Figure 7 serves as another example of the range of applications of double-contrast MRI. This patient had a 1-month history of diarrhea. The helical CT was unremarkable. MRI showed that the terminal ileum demonstrated marked thickening and enhancement, which was not depicted on the helical CT scan. On endoscopy, there were ulcerations at the ileocecal valve and in the distal ileum, as well as ulcerated plaques in the right colon. This case of probable infectious colitis again demonstrates the superior depiction of relatively subtle changes by MRI when compared with helical CT.

Conclusion

Superior conspicuity of enhancement gives double-contrast MRI a clear advantage over helical CT in the imaging of patients with Crohn's disease. This approach is effective for imaging not only inflammatory bowel disease, but other forms of GI disease, including such conditions as infectious colitis, mesenteric ischemia, and cancer. *

Discussion

TG: Thank you very much, Dr. Low. We have some time for discussion of this very interesting topic.

RS: I have a couple of questions. The first one relates to early and later enhancement. I guess the early enhancement I like to think of as perfusional, and later as sort of interstitial space. Do you find that it's very important to keep those two data sets separate? How do you treat them when you evaluate the bowel?

RL: Particularly, when you are trying to distinguish or determine the degree of activity, you need to look at the perfusional information from the first pass. We look at that and then try to distinguish if it is enhancing a lot or a little. The second set, everything tends to enhance on those. We do not use those in terms of determining the activity. That's a good point.

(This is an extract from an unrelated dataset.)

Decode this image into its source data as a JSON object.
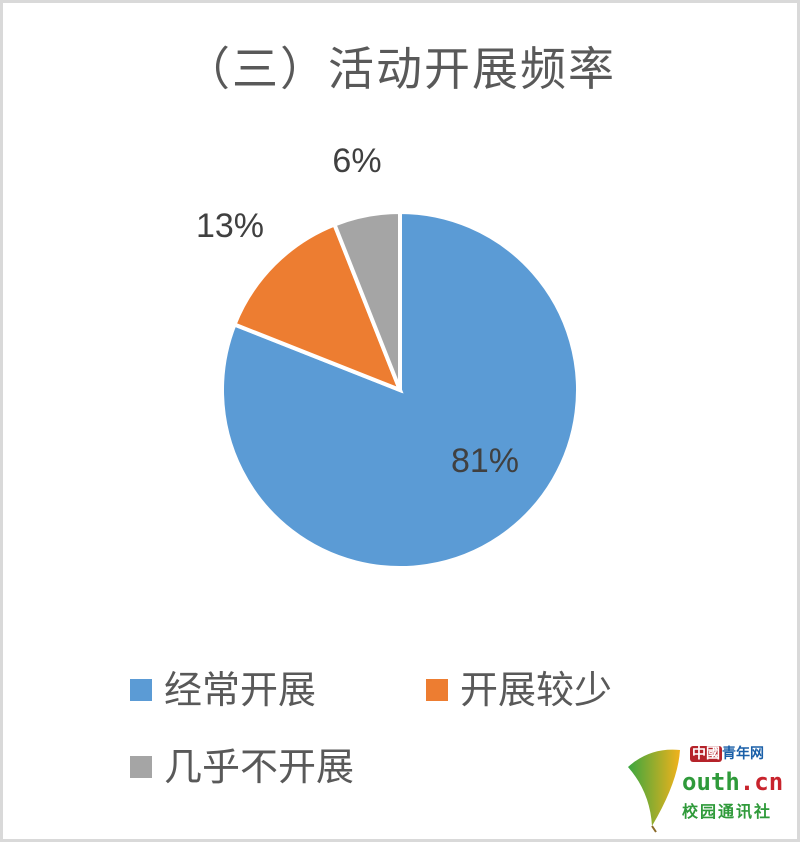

RS: The other question is if you have also used that to distinguish between Crohn's disease and ulcerative colitis? I noticed in your cases the same thing we've found in our studies, and that is that with Crohn's you get transmural enhancement, whereas in ulcerative colitis, we've seen submucosal sparing consistently.

RL: Right. I think because of the incidence of the disease, our experience with ulcerative colitis is clearly less. But I think our experience tends to be less intramural thickening. Although at end-stage ulcerative colitis, we do tend to see more significant enhancement.

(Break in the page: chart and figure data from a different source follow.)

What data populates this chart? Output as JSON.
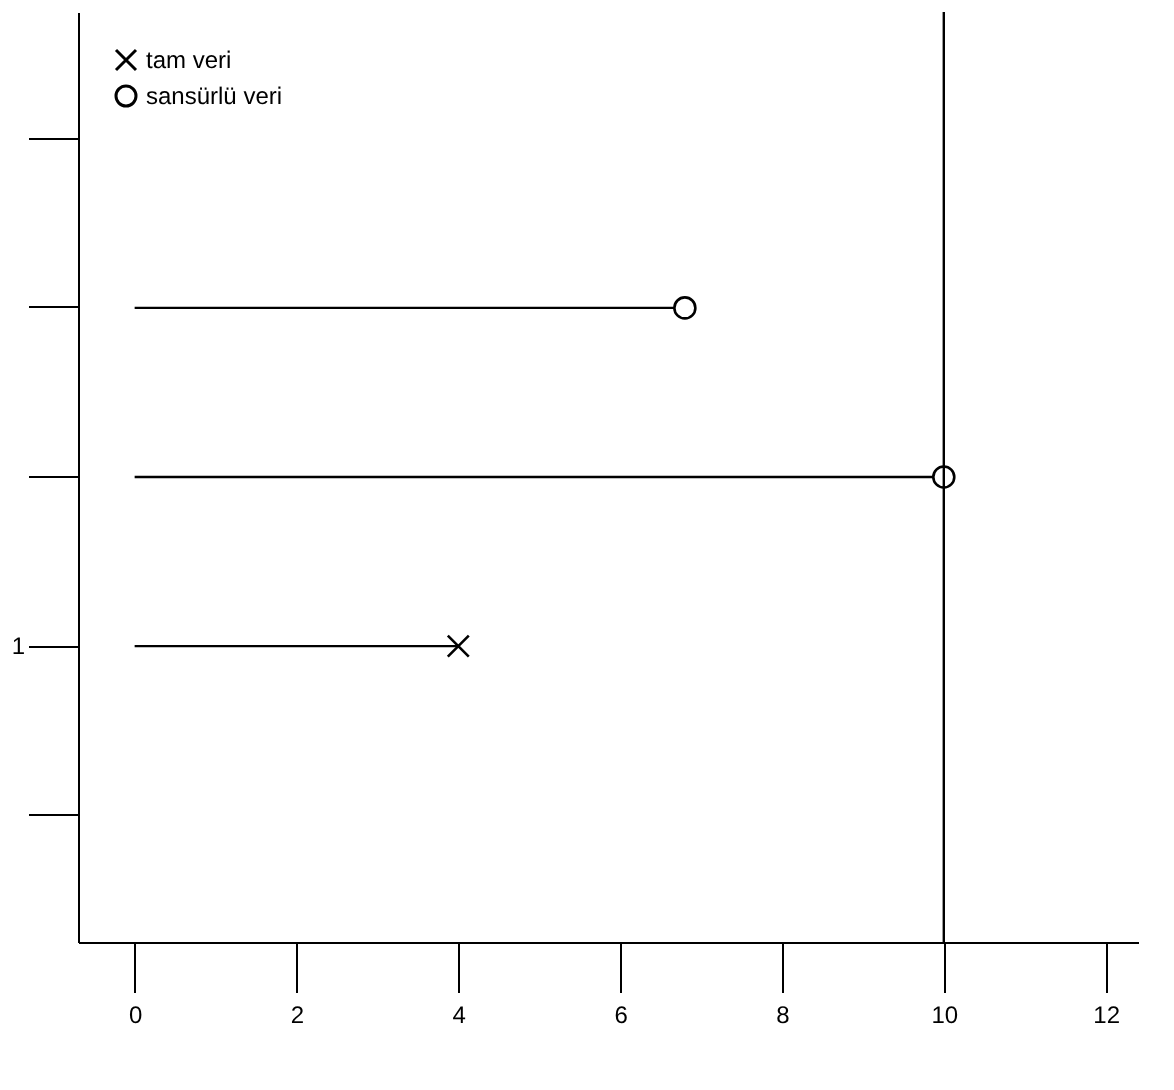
{
  "chart_data": {
    "type": "lollipop",
    "orientation": "horizontal",
    "categories": [
      null,
      null,
      null,
      "1",
      null
    ],
    "series": [
      {
        "name": "tam veri",
        "color": "#000000",
        "marker": "cross",
        "values": [
          null,
          null,
          null,
          4,
          null
        ]
      },
      {
        "name": "sansürlü veri",
        "color": "#000000",
        "marker": "circle",
        "values": [
          null,
          6.8,
          10,
          null,
          null
        ]
      }
    ],
    "ref_lines": [
      {
        "axis": "x",
        "value": 10,
        "color": "#000000"
      }
    ],
    "xlim": [
      -0.7,
      12.4
    ],
    "xticks": [
      0,
      2,
      4,
      6,
      8,
      10,
      12
    ],
    "legend": "top left",
    "grid": false
  }
}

MP: Russell, I noticed in some of your 2D gradient-echo gadolinium-enhanced images, that you were getting some dropout where surgical clips were evident. Have you tried the 3D to minimize this?

RL: We played around with the 3D pulse sequence. But as Richard said, we tend to like the appearance of the 2D better. There are certainly some advantages of the 3D in terms of the thickness of the sections. At this point, we haven't used that significantly. The single-shot image is probably in that saline one, you have a lot of bowel gas or something, and with artifact, tend to work pretty well too.

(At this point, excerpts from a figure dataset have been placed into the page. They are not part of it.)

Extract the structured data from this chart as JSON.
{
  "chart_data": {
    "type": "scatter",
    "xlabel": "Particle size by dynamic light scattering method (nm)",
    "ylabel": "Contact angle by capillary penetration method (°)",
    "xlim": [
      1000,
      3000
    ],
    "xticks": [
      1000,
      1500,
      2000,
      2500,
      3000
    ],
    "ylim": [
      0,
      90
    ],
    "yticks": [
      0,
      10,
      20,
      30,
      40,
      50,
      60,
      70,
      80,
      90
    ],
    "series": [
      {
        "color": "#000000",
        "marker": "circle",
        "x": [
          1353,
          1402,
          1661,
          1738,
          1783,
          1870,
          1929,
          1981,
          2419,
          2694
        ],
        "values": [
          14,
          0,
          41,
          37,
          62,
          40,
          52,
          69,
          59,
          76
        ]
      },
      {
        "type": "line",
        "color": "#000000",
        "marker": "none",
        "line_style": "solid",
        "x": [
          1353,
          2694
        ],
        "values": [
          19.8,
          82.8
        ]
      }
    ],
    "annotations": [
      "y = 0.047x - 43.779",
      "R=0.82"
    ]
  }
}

LK: Russell, you said you used double dose for these studies, why? Did you try single dose and it didn't work?

RL: It would work with single dose. It's based on our experience looking at a lot of extrahepatic disease, particularly peritoneal tumor. We did a lot of comparisons of single versus high dose for peritoneal tumor. We found that for particularly things outside the liver, they enhance more, anything that you are waiting for awhile to enhance. So it's a logical next step to assume that it would also work in Crohn's disease. I think clearly that does show us more. Any time you are looking at subtle enhancement, with the degree of enhancement of something relatively thin, it's important and more is logically better.